Coach Scott Frost, Moos said, “has been in the conversations” about all of the options on the table.
“It’s been primarily him and me, and then updating upper administration,” Moos said. “The good thing is, that’s behind us now, and we know we’re playing Oklahoma.”
Who might NU play Sept. 4? Will it play Sept. 4? Moos isn’t sure yet.
Nebraska will pay Southeastern Louisiana $600,000 to play the Huskers Nov. 13 in Memorial Stadium. NU could move its game with the Lions to Sept. 4, but they currently have a Sept. 4 game against North Alabama. Other teams may be available Sept. 4, but NU doesn’t have a lot of time to maneuver, and adding a team would likely mean moving Southeastern Louisiana to a different year. Teams don't get a 13-game regular season schedule, typically, unless a road trip to Hawaii is involved.
“We’re exploring what we can do,” Moos said. “It would have to be a nonconference situation, because everybody else in the Big Ten is all set. We’re just brainstorming. It’s late. We’re getting into April — five months out of the ball getting kicked off.”
More notes from a talk with Moos:
» Nebraska is “very close” to hitting its fundraising goal for the new football facility, Moos said, after securing two “big gifts” totaling $7 million in the last few weeks. NU hopes to begin breaking ground on the facility this summer. The University of Nebraska Board of Regents approved in December revisions to the project so that it could be done in two phases instead of one.
“I feeling really good about getting to the goal at the end of the month,” Moos said. “That’s our target.”
Despite COVID, Moos said, donors largest and modest have been faithful to their word.
“We haven’t lost one pledge, written or verbal,” he said.
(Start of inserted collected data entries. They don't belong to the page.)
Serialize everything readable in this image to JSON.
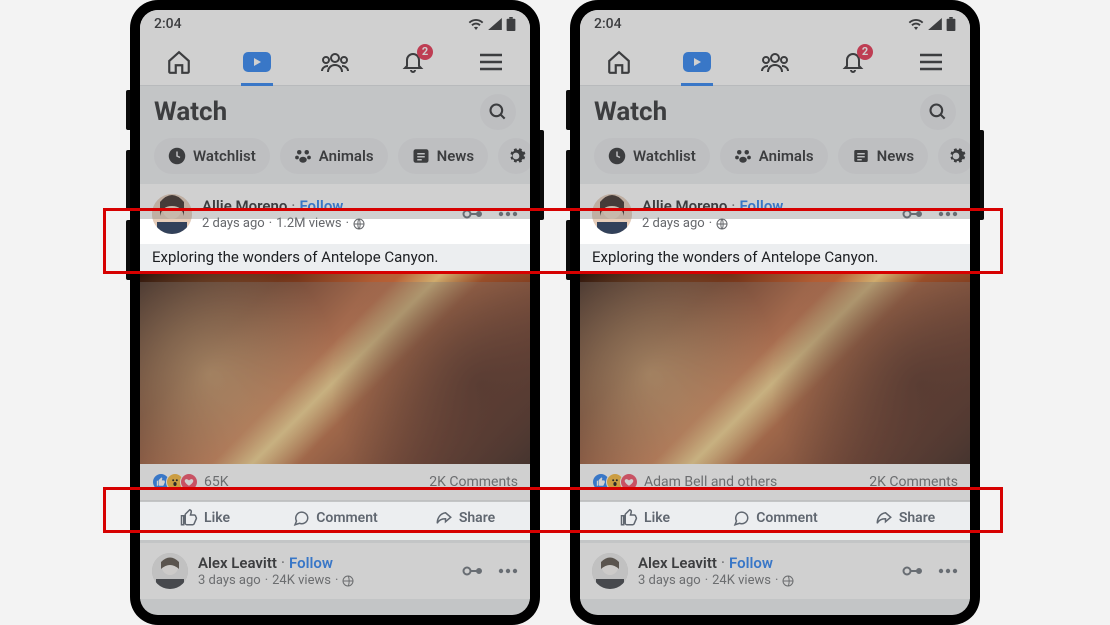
{
  "statusbar": {
    "time": "2:04"
  },
  "nav": {
    "notif_badge": "2"
  },
  "watch": {
    "title": "Watch",
    "chips": {
      "watchlist": "Watchlist",
      "animals": "Animals",
      "news": "News"
    }
  },
  "post_left": {
    "name": "Allie Moreno",
    "follow": "Follow",
    "time": "2 days ago",
    "views": "1.2M views",
    "text": "Exploring the wonders of Antelope Canyon.",
    "react_count": "65K",
    "comments": "2K Comments"
  },
  "post_right": {
    "name": "Allie Moreno",
    "follow": "Follow",
    "time": "2 days ago",
    "text": "Exploring the wonders of Antelope Canyon.",
    "react_text": "Adam Bell and others",
    "comments": "2K Comments"
  },
  "actions": {
    "like": "Like",
    "comment": "Comment",
    "share": "Share"
  },
  "post2": {
    "name": "Alex Leavitt",
    "follow": "Follow",
    "time": "3 days ago",
    "views": "24K views"
  }
}
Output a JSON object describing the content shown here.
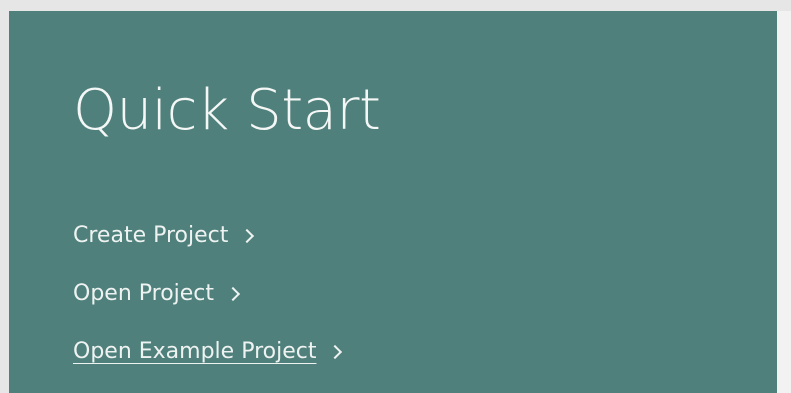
{
  "panel": {
    "title": "Quick Start",
    "background_color": "#4f807b",
    "links": [
      {
        "label": "Create Project",
        "icon": "chevron-right-icon",
        "underlined": false
      },
      {
        "label": "Open Project",
        "icon": "chevron-right-icon",
        "underlined": false
      },
      {
        "label": "Open Example Project",
        "icon": "chevron-right-icon",
        "underlined": true
      }
    ]
  }
}
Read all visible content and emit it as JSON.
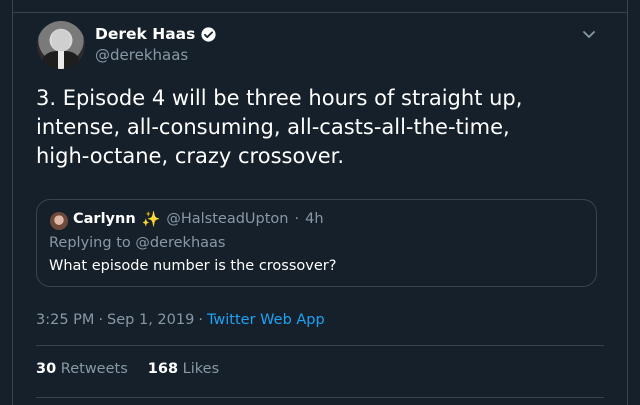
{
  "author": {
    "name": "Derek Haas",
    "handle": "@derekhaas"
  },
  "tweet": {
    "text": "3.  Episode 4 will be three hours of straight up,\nintense, all-consuming, all-casts-all-the-time,\nhigh-octane, crazy crossover."
  },
  "quoted": {
    "name": "Carlynn",
    "emoji": "✨",
    "handle": "@HalsteadUpton",
    "separator": "·",
    "time": "4h",
    "replying_to": "Replying to @derekhaas",
    "text": "What episode number is the crossover?"
  },
  "meta": {
    "time": "3:25 PM",
    "date": "Sep 1, 2019",
    "separator": "·",
    "app": "Twitter Web App"
  },
  "stats": {
    "retweets_count": "30",
    "retweets_label": "Retweets",
    "likes_count": "168",
    "likes_label": "Likes"
  },
  "colors": {
    "background": "#15202b",
    "border": "#38444d",
    "secondary_text": "#8899a6",
    "link": "#1da1f2",
    "verified": "#ffffff"
  },
  "icons": {
    "verified": "verified-badge-icon",
    "caret": "chevron-down-icon"
  }
}
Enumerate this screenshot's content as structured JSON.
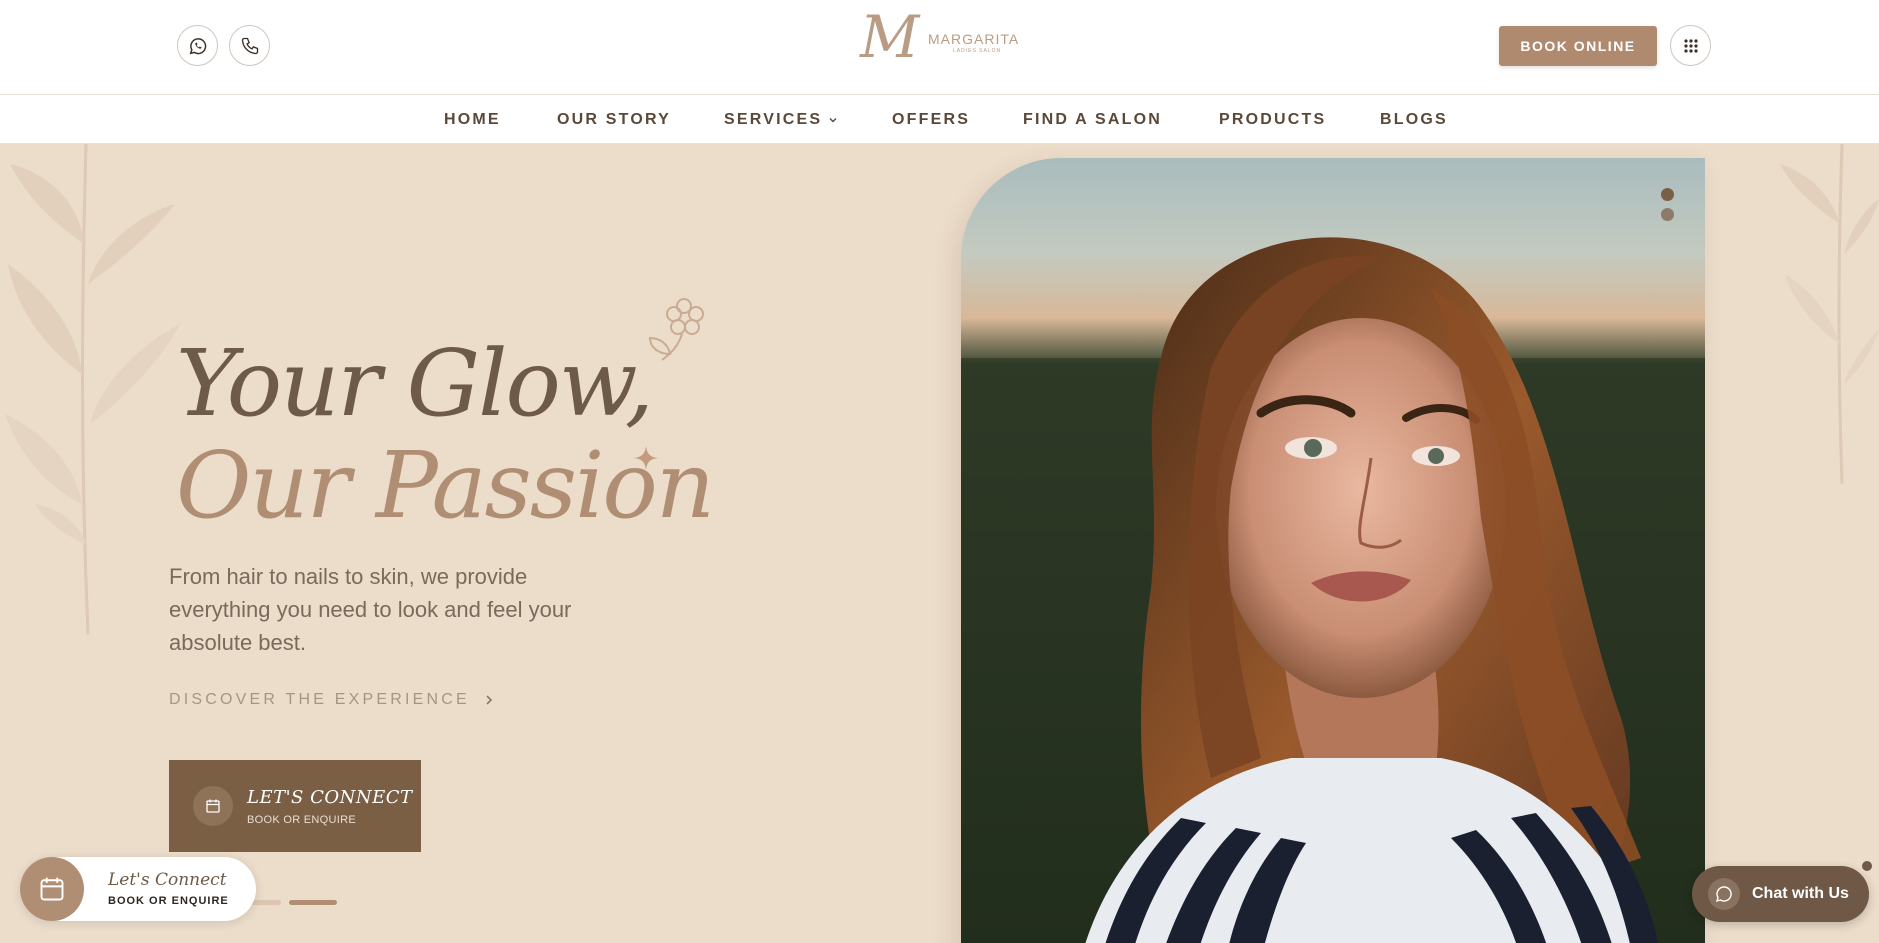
{
  "header": {
    "whatsapp_icon": "whatsapp-icon",
    "phone_icon": "phone-icon",
    "logo": {
      "monogram": "M",
      "brand": "MARGARITA",
      "sub": "LADIES SALON"
    },
    "book_online_label": "BOOK ONLINE",
    "apps_icon": "grid-icon"
  },
  "nav": {
    "items": [
      {
        "label": "HOME"
      },
      {
        "label": "OUR STORY"
      },
      {
        "label": "SERVICES"
      },
      {
        "label": "OFFERS"
      },
      {
        "label": "FIND A SALON"
      },
      {
        "label": "PRODUCTS"
      },
      {
        "label": "BLOGS"
      }
    ]
  },
  "hero": {
    "headline_line1": "Your Glow,",
    "headline_line2": "Our Passion",
    "lead": "From hair to nails to skin, we provide everything you need to look and feel your absolute best.",
    "discover_label": "DISCOVER THE EXPERIENCE",
    "connect_title": "LET'S CONNECT",
    "connect_sub": "BOOK OR ENQUIRE",
    "slide_count": 2,
    "active_slide": 2
  },
  "float_connect": {
    "title": "Let's Connect",
    "sub": "BOOK OR ENQUIRE"
  },
  "chat": {
    "label": "Chat with Us"
  },
  "colors": {
    "brand": "#b08a6e",
    "dark_brown": "#7a5f45",
    "hero_bg": "#ecdcca",
    "text_dark": "#5a4838"
  }
}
» The Big Ten Council of Presidents and Chancellors will have the final say, Moos said, on whether Nebraska or any other Big Ten school can have fans at their spring games. Moos anticipates a decision will be made in the next couple weeks.
“There’s a lot of support for it among the ADs,” Moos said. “I think that’s promising. At the end of the day, it’ll be decided by the presidents and chancellors. Allowing attendance at NCAA championships and the Big Ten’s approval of allowing fans at championships on local campuses, that’s a real positive sign.”
If the league COP/C approves fans for spring games, Moos prefers that Lincoln/Lancaster County health officials advise on fan capacity at Memorial Stadium instead of a Big Ten standard rule.